Upgrading the Metrolink to the CSUN experience


Metro bus rolls through CSUN’s Transit Center. File Photo, The Sundial.

Benjamin Verheiden

I have thought about upgrading the Metrolink shuttle ever since I rode the campus’ dorm tram in the fall 2016 semester, and found out that the tram and the Metrolink Shuttle are run by a private contractor called Keolis. Ever since, I have felt the shuttles should be run by the university. Further research on Keolis found a poor track record of service and quality. I brought this to the attention of The Sundial back in the spring 2017 semester with two published opinion pieces, a letter to the editor and a follow-up on it in that same semester.

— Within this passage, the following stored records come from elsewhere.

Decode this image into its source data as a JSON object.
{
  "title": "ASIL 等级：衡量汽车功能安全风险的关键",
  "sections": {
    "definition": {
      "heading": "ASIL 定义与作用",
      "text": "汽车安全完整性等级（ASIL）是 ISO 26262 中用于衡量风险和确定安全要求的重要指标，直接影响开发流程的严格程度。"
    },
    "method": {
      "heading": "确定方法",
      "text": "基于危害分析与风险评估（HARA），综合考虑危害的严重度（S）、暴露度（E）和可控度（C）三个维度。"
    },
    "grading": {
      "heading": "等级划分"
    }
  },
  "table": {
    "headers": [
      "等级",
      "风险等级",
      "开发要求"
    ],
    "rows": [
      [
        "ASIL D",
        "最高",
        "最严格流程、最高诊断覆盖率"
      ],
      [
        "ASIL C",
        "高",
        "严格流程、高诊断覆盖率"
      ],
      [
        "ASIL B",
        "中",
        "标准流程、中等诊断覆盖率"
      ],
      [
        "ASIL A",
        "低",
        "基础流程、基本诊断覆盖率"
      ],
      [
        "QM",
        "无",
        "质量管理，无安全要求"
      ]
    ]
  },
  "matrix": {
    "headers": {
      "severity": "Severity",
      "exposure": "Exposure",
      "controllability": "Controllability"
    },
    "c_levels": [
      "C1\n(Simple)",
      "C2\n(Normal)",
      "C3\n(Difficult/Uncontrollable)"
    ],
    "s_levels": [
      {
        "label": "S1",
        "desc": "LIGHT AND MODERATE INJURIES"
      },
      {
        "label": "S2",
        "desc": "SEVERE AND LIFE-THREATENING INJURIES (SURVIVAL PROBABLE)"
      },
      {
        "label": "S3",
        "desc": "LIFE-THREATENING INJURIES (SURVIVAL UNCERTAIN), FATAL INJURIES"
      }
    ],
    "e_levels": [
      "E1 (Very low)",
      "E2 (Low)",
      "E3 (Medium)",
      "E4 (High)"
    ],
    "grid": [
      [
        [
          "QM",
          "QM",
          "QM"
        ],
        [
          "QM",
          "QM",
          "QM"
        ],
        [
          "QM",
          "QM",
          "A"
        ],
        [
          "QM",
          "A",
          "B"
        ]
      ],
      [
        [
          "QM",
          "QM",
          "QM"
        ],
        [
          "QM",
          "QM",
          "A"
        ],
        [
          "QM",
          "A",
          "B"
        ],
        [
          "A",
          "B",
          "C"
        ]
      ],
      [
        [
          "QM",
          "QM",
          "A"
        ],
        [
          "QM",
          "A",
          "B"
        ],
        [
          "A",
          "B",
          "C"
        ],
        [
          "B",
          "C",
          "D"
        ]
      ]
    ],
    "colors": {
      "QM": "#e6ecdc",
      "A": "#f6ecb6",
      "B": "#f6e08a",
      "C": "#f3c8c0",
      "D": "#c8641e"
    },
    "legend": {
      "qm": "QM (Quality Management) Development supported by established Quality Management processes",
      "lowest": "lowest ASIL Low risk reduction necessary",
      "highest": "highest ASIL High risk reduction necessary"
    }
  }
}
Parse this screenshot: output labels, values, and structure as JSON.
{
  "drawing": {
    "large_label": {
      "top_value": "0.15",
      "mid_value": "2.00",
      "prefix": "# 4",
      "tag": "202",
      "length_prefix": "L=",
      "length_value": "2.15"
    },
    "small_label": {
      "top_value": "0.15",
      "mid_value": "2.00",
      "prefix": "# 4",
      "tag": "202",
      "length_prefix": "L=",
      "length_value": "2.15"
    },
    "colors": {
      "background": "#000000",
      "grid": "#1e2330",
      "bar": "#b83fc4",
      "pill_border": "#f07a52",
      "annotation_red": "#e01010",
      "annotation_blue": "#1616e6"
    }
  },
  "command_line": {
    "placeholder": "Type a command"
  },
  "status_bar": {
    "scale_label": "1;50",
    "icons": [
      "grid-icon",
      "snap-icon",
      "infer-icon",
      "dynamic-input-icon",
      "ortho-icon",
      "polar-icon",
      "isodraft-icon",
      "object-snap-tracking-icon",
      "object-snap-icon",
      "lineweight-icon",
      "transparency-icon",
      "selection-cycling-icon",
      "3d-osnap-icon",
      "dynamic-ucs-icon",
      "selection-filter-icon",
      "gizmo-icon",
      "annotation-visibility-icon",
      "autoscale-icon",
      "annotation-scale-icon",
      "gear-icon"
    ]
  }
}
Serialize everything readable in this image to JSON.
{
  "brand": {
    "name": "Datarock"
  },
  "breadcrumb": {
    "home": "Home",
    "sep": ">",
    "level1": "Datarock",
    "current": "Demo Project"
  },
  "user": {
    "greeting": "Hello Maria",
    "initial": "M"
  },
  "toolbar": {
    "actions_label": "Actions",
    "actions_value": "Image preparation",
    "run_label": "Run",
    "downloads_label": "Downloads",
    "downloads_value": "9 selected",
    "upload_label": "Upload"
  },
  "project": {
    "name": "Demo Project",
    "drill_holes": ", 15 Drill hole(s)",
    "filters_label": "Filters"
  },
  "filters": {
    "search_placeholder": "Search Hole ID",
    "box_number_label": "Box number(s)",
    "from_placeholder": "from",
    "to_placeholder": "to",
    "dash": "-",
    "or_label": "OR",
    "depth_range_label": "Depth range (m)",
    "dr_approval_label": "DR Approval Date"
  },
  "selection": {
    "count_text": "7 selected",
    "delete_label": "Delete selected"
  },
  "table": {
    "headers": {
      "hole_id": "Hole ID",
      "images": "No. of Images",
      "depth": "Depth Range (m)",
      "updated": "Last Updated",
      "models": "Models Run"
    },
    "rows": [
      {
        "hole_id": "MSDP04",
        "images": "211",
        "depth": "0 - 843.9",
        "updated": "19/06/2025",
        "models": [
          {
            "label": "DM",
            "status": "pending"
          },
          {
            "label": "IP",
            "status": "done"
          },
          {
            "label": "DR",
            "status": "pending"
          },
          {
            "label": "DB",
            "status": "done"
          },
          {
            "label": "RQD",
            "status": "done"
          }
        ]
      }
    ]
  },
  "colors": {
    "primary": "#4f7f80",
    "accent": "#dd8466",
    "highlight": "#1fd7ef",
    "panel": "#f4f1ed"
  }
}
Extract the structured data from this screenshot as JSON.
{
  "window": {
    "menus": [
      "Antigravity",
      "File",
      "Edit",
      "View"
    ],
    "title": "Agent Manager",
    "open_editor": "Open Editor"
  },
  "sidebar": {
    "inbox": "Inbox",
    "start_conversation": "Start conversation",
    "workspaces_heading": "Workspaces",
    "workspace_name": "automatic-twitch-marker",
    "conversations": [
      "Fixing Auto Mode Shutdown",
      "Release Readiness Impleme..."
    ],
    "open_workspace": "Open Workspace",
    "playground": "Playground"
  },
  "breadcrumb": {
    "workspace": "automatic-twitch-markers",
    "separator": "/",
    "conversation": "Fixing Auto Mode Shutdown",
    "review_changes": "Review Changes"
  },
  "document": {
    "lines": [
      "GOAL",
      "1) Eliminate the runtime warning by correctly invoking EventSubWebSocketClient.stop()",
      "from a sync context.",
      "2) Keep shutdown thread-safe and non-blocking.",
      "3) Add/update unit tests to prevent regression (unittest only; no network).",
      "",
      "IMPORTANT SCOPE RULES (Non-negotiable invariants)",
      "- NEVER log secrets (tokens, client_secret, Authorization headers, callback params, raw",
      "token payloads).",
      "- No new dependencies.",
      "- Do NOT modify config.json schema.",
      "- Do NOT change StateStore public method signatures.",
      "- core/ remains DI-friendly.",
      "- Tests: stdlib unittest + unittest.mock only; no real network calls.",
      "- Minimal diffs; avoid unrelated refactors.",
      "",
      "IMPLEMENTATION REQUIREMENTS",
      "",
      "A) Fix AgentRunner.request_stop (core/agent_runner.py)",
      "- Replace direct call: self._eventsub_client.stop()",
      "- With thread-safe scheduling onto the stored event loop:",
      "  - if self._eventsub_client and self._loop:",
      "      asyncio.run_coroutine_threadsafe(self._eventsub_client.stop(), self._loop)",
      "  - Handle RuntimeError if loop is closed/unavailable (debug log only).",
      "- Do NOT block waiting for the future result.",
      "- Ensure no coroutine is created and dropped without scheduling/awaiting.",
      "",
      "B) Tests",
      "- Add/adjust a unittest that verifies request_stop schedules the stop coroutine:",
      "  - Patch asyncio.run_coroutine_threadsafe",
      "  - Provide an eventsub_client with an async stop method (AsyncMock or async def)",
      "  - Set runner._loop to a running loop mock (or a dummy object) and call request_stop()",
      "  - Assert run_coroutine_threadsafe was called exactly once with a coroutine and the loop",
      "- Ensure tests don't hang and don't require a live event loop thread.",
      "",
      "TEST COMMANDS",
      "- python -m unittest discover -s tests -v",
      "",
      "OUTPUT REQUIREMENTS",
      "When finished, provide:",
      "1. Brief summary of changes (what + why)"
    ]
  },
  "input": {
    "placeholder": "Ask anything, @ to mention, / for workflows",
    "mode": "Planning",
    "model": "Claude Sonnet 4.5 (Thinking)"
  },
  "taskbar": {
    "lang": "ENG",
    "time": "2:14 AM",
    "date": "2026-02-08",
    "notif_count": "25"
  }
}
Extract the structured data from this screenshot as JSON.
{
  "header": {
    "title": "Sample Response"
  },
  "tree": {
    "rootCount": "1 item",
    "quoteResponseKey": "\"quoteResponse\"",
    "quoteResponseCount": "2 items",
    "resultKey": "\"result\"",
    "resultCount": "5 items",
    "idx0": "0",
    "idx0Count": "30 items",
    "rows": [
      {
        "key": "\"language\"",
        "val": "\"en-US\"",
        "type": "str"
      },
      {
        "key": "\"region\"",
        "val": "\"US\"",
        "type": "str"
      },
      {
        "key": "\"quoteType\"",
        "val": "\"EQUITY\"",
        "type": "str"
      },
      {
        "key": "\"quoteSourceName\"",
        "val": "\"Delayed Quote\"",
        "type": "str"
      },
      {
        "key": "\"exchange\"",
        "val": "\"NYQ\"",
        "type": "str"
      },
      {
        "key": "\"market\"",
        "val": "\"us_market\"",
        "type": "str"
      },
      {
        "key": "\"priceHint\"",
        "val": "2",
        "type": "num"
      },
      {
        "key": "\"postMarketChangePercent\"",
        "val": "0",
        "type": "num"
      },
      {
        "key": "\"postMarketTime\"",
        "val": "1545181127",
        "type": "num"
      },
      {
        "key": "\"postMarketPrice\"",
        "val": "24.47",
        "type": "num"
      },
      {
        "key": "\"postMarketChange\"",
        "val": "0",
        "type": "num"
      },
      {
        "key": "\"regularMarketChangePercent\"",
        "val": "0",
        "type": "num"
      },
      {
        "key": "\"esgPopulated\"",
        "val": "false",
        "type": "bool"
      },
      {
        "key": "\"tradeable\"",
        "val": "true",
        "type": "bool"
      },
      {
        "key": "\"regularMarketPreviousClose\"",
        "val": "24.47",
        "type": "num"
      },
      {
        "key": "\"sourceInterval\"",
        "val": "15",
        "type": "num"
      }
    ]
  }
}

I have a few more ideas, besides taking it public, that I think would greatly improve this commuter experience:

1. Have the LADOT Northridge DASH shuttle extend into the CSUN Transit Center, have it run in both clockwise and counter-clockwise directions, and integrate it and the other transit agencies into the U-Pass.

This, I am honestly surprised, has not been done yet as it would encourage transit use in the area by accessing the large number of students commuting by transit into CSUN. The current U-Pass only works with Metro, not LADOT nor any of the other transit agencies currently servicing the Transit Center. I feel the U-Pass should at least work with all the transit agencies servicing the CSUN Transit Center.

2. Show your support for moving the Northridge Metrolink Station to Reseda Boulevard.

This is uncertain at the moment, but if this move is done, it would eliminate the main need for the Metrolink shuttle due to Reseda Boulevard being a direct shot into campus. Students need to show their support of this project by turning out at Metro board meetings and hearings on it, and it cannot be only one person doing this.

3. Have the buses be low floor.

After riding public transit in LA for six years, I cannot say enough about how effective low floor buses are at improving access and speeding up the boarding and unloading process, especially with people with wheelchairs. They also have fewer liability concerns with no steps to trip on getting on and off the bus.

4. Have the buses run to catch every Metrolink train into the Northridge Metrolink Station.

This is something I brought up previously in the second of my two articles I wrote in the spring 2017 semester.

5. Customize buses specifically for CSUN for a sense of ownership by students

This ties in with making the shuttle services public, but it will also give a new sense of university pride for these shuttles. I wrote about some of these customization options in the first of my two articles.

6. Have the bus fleet run on alcohol/ethanol and pure electric.

This also ties into taking these two shuttles public. The current Keolis buses use gasoline and diesel, and using natural gas will look like supporting the Porter Ranch gas leak. Going electric and using alcohol from fermented food and yard waste collected on campus and in the dorms would be a far more effective and greener then CNG, and could easily be applied outside of the shuttle bus fleet too.

I feel these ideas and recommendations will go a long way into improving the Metrolink commuter, transit and student experience in general at CSUN.